Back row Louis Yohanas ( child being held) son of a friend of the families, Elaine Michalos (holding child) daughter of Elias and Kathryn ; Kathryn Michalos; Emily Velelli; Shula Yohanas(with purse) a friend of the families, Elias Michalos leaning on railing on far right. Front row, John Efstratiou(crouching) a friend of the families; Victor Velelli son of Emily and Emanuel; and Jack Yohanas, son,a friend of the families.
courtesy of Vasilios Karanas

A Wartime Lifeline

For one long year during World War II, Josephine, then 5, and eight of her family members — her parents, grandparents, baby sister, and three uncles — lived in a half-finished wooden structure on Elias' property that housed his horses. They were terrified that the Nazis occupying Greece would take them away or kill them, like others they knew.

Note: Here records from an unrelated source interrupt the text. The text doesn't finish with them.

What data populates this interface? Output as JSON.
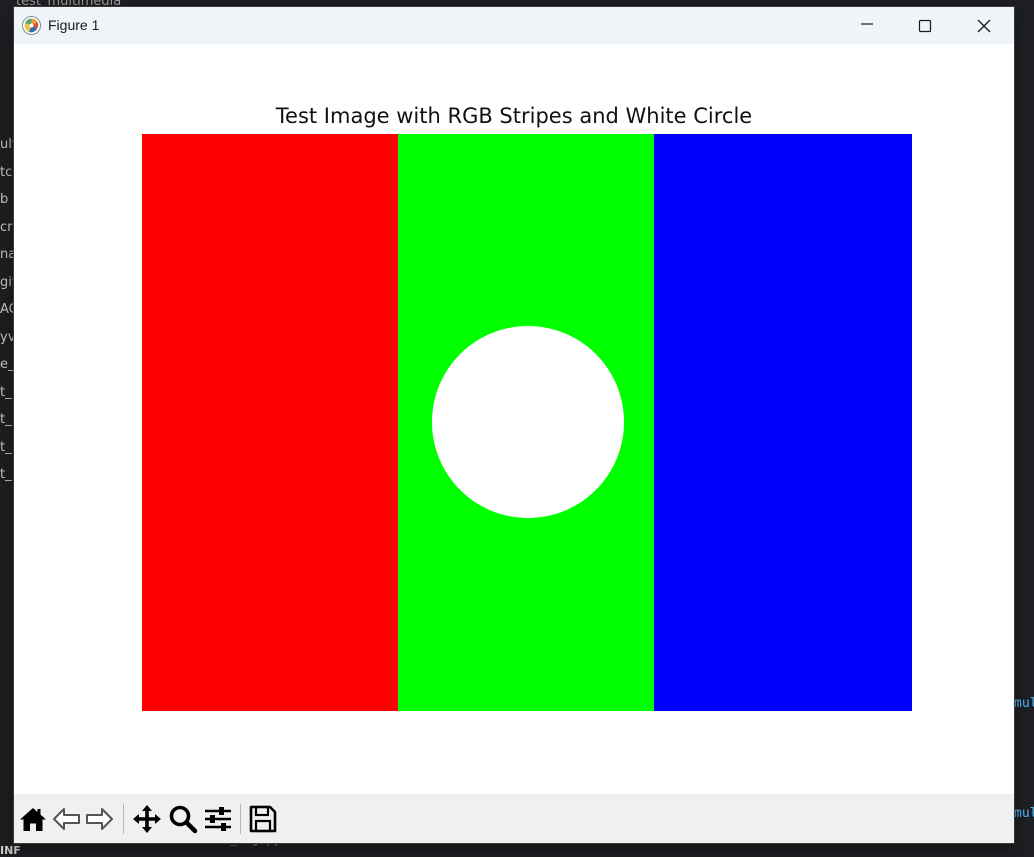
{
  "background_ide": {
    "top_text": "test_multimedia",
    "left_fragments": [
      "ult",
      "tc",
      "b",
      "cri",
      "na",
      "git",
      "AC",
      "yv",
      "e_",
      "t_",
      "t_",
      "t_",
      "t_"
    ],
    "right_text_1": "mul",
    "right_text_2": "mul",
    "bottom_label": "INF",
    "bottom_code": "_img.py"
  },
  "window": {
    "title": "Figure 1",
    "controls": {
      "minimize": "minimize",
      "maximize": "maximize",
      "close": "close"
    }
  },
  "figure": {
    "title": "Test Image with RGB Stripes and White Circle",
    "stripe_colors": [
      "#ff0000",
      "#00ff00",
      "#0000ff"
    ],
    "circle_color": "#ffffff"
  },
  "toolbar": {
    "tools": [
      {
        "name": "home",
        "icon": "home-icon"
      },
      {
        "name": "back",
        "icon": "back-arrow-icon"
      },
      {
        "name": "forward",
        "icon": "forward-arrow-icon"
      },
      {
        "name": "pan",
        "icon": "move-icon"
      },
      {
        "name": "zoom",
        "icon": "magnifier-icon"
      },
      {
        "name": "configure-subplots",
        "icon": "sliders-icon"
      },
      {
        "name": "save",
        "icon": "floppy-disk-icon"
      }
    ]
  }
}
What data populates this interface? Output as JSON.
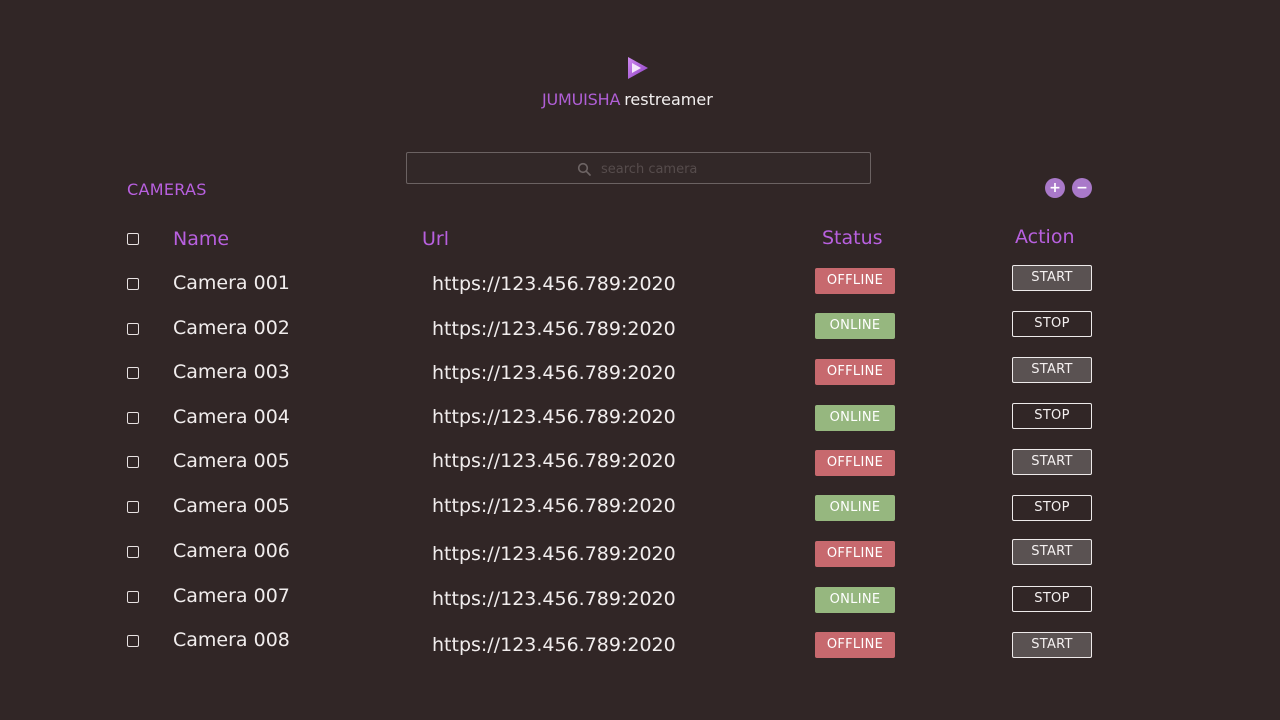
{
  "brand": {
    "name": "JUMUISHA",
    "sub": "restreamer",
    "logo_icon": "play-icon",
    "accent": "#b05fd6"
  },
  "search": {
    "placeholder": "search camera",
    "value": "",
    "icon": "search-icon"
  },
  "section": {
    "title": "CAMERAS"
  },
  "controls": {
    "add_label": "+",
    "remove_label": "−"
  },
  "columns": {
    "name": "Name",
    "url": "Url",
    "status": "Status",
    "action": "Action"
  },
  "colors": {
    "offline": "#c7696e",
    "online": "#96b77f",
    "heading": "#b860df"
  },
  "rows": [
    {
      "name": "Camera 001",
      "url": "https://123.456.789:2020",
      "status": "OFFLINE",
      "action": "START"
    },
    {
      "name": "Camera 002",
      "url": "https://123.456.789:2020",
      "status": "ONLINE",
      "action": "STOP"
    },
    {
      "name": "Camera 003",
      "url": "https://123.456.789:2020",
      "status": "OFFLINE",
      "action": "START"
    },
    {
      "name": "Camera 004",
      "url": "https://123.456.789:2020",
      "status": "ONLINE",
      "action": "STOP"
    },
    {
      "name": "Camera 005",
      "url": "https://123.456.789:2020",
      "status": "OFFLINE",
      "action": "START"
    },
    {
      "name": "Camera 005",
      "url": "https://123.456.789:2020",
      "status": "ONLINE",
      "action": "STOP"
    },
    {
      "name": "Camera 006",
      "url": "https://123.456.789:2020",
      "status": "OFFLINE",
      "action": "START"
    },
    {
      "name": "Camera 007",
      "url": "https://123.456.789:2020",
      "status": "ONLINE",
      "action": "STOP"
    },
    {
      "name": "Camera 008",
      "url": "https://123.456.789:2020",
      "status": "OFFLINE",
      "action": "START"
    }
  ]
}
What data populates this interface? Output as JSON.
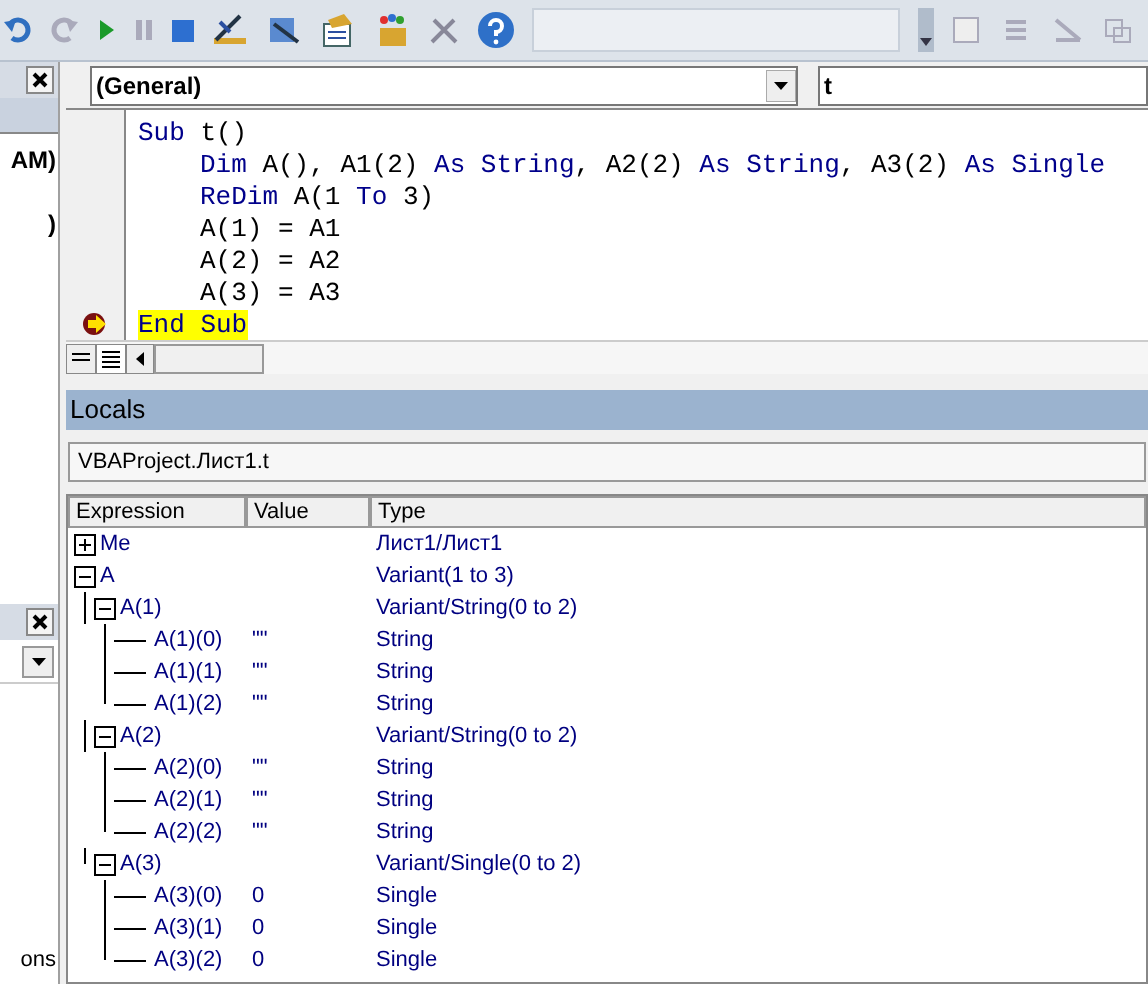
{
  "left_panel": {
    "texts": [
      "AM)",
      ")",
      "ons"
    ]
  },
  "code_window": {
    "object_box": "(General)",
    "procedure_box": "t",
    "lines": [
      {
        "current": false,
        "tokens": [
          {
            "kind": "keyword",
            "text": "Sub"
          },
          {
            "kind": "plain",
            "text": " t()"
          }
        ]
      },
      {
        "current": false,
        "indented": true,
        "tokens": [
          {
            "kind": "keyword",
            "text": "Dim"
          },
          {
            "kind": "plain",
            "text": " A(), A1(2) "
          },
          {
            "kind": "keyword",
            "text": "As String"
          },
          {
            "kind": "plain",
            "text": ", A2(2) "
          },
          {
            "kind": "keyword",
            "text": "As String"
          },
          {
            "kind": "plain",
            "text": ", A3(2) "
          },
          {
            "kind": "keyword",
            "text": "As Single"
          }
        ]
      },
      {
        "current": false,
        "indented": true,
        "tokens": [
          {
            "kind": "keyword",
            "text": "ReDim"
          },
          {
            "kind": "plain",
            "text": " A(1 "
          },
          {
            "kind": "keyword",
            "text": "To"
          },
          {
            "kind": "plain",
            "text": " 3)"
          }
        ]
      },
      {
        "current": false,
        "indented": true,
        "tokens": [
          {
            "kind": "plain",
            "text": "A(1) = A1"
          }
        ]
      },
      {
        "current": false,
        "indented": true,
        "tokens": [
          {
            "kind": "plain",
            "text": "A(2) = A2"
          }
        ]
      },
      {
        "current": false,
        "indented": true,
        "tokens": [
          {
            "kind": "plain",
            "text": "A(3) = A3"
          }
        ]
      },
      {
        "current": true,
        "tokens": [
          {
            "kind": "keyword",
            "text": "End Sub"
          }
        ]
      }
    ]
  },
  "locals": {
    "title": "Locals",
    "context": "VBAProject.Лист1.t",
    "columns": [
      "Expression",
      "Value",
      "Type"
    ],
    "rows": [
      {
        "expression": "Me",
        "type": "Лист1/Лист1",
        "expanded": false,
        "children": []
      },
      {
        "expression": "A",
        "type": "Variant(1 to 3)",
        "expanded": true,
        "children": [
          {
            "expression": "A(1)",
            "type": "Variant/String(0 to 2)",
            "expanded": true,
            "children": [
              {
                "expression": "A(1)(0)",
                "value": "\"\"",
                "type": "String"
              },
              {
                "expression": "A(1)(1)",
                "value": "\"\"",
                "type": "String"
              },
              {
                "expression": "A(1)(2)",
                "value": "\"\"",
                "type": "String"
              }
            ]
          },
          {
            "expression": "A(2)",
            "type": "Variant/String(0 to 2)",
            "expanded": true,
            "children": [
              {
                "expression": "A(2)(0)",
                "value": "\"\"",
                "type": "String"
              },
              {
                "expression": "A(2)(1)",
                "value": "\"\"",
                "type": "String"
              },
              {
                "expression": "A(2)(2)",
                "value": "\"\"",
                "type": "String"
              }
            ]
          },
          {
            "expression": "A(3)",
            "type": "Variant/Single(0 to 2)",
            "expanded": true,
            "children": [
              {
                "expression": "A(3)(0)",
                "value": "0",
                "type": "Single"
              },
              {
                "expression": "A(3)(1)",
                "value": "0",
                "type": "Single"
              },
              {
                "expression": "A(3)(2)",
                "value": "0",
                "type": "Single"
              }
            ]
          }
        ]
      }
    ]
  }
}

"It was terrible," says Josephine, whose family lived in the small city of Patras when the Germans invaded Greece.

Her family slept on the floor, huddling together during the cold winter months and surviving on meager meals of boiled potatoes or bread.

"All the people in the village knew the Velellis were Jewish, but they all kept it a secret, even the little children," says Angela. "If the Germans found out, we would all have died. Not only my family, but the people in the village."

The Nazis never found out about the Velellis. But in 1944, when they discovered Elias was hiding British intelligence officers on his property, they set fire to the family's stone house.

"I remember my father standing on top of the steps crying," says Angela. "I had never seen my father cry and it has never left my mind."

After rebuilding the house's interior and moving back in, the Nazis returned, bombing the house and forcing the Michalos family to move into the barn with the Velellis. "It was a difficult time," says Josephine.

Last Sunday, the two families got together at The New Southern Kitchen.

Elias, who died in 1975, would be happy to know that newer generations of the two families have become a part of each other's lives, celebrating weddings and other milestone events together, says Vasilios.

"Our families have been friends for 80 years," adds Yvonne. "We're family."